Now I’ll grant that when I was a kid, I got pretty carried away with a lot of things. Star Wars and The Lord of the Rings were my big things. But I got over it. I still really like them, but I’m certainly not obsessed with them. Honestly, I’ve still got a few things like authors that I get carried away with, and will buy pretty much anything they write. I like them a lot, and recommend them to everybody. But I also realize that they’re not everybody’s cup of tea. Frankly, I’d feel a little silly enthusing over a book or movie like a 12 year-old girl with a new copy of Tiger Beat with a fold-out of Justin Bieber (speaking of things I don’t understand).

I think it probably concerns me most because it makes me feel more mature in comparison to those overly enthusiastic fans of anything. Honestly, anything that makes me feel like the adult in any situation concerns me because I know how phenomenally immature I really am.

I just don’t understand.

 

4 thoughts on “Things I don’t understand #3: Harry Potter and the Epicization of Everything

  1. I’d like your author/book recommendations, please.
    I like everything you wrote here, but I can’t comment very well because I have a bad headache.
    Keep writing. You should write a book. I’d buy it and recommend it.

    1. Hey Kim, Sorry it’s taken me so long to get back to you. At the top of the blog home page is a tab marked book stuff. It contains some recommendations. Enjoy!
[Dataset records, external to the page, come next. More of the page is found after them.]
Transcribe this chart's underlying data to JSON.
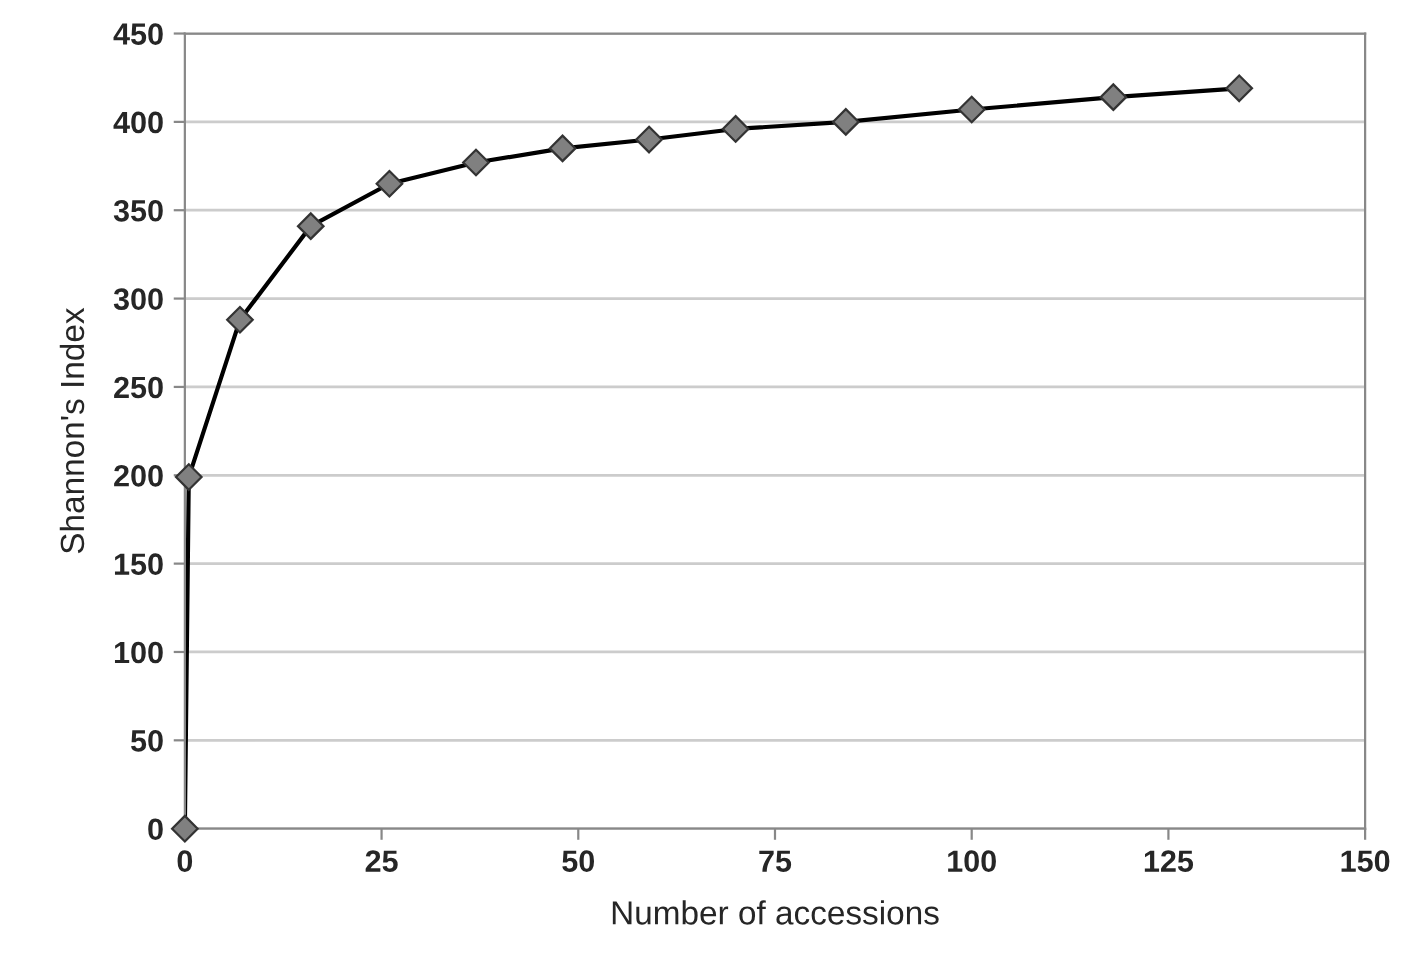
{
  "chart_data": {
    "type": "line",
    "xlabel": "Number of accessions",
    "ylabel": "Shannon's Index",
    "x": [
      0,
      0.5,
      7,
      16,
      26,
      37,
      48,
      59,
      70,
      84,
      100,
      118,
      134
    ],
    "series": [
      {
        "color": "#808080",
        "values": [
          0,
          199,
          288,
          341,
          365,
          377,
          385,
          390,
          396,
          400,
          407,
          414,
          419
        ]
      }
    ],
    "xlim": [
      0,
      150
    ],
    "xticks": [
      0,
      25,
      50,
      75,
      100,
      125,
      150
    ],
    "ylim": [
      0,
      450
    ],
    "yticks": [
      0,
      50,
      100,
      150,
      200,
      250,
      300,
      350,
      400,
      450
    ],
    "grid": "y",
    "marker": "diamond",
    "line_style": "solid"
  }
}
  2. By the way, I love Harry Potter lol. But the books, not the films. The films are entertaining in their own right, but only really good if you’ve read the books so you get all the stuff they didn’t put in. However I get your point about epics being overdone these days. The public goes through stages. I remember watching a documentary on religion in Hollywood. There was the age of religious epics–think “Ben Hur” and “The Robe”. Then there was the age of Satan and the occult–think “Rosemary’s Baby” and “The Omen” (the original obviously, not the pathetic remake). Speaking of remakes, there seemed to be a decade of remakes–“The Omen”, “Manchurian Candidate”, etc. At least as far as movies are concerned, it goes through cycles. Now is the cycle or age of epics. We’ll see what the next cycle brings.

    1. It would be nice if we could get into a cycle of good movies. Jess and I went to see “Gone Girl” a couple of weeks ago. Now that was a really good movie. A real brain twister that kept you wondering where it was going next. Not for the squeamish or faint of heart, but a really good movie. Anyway, thanks for reading!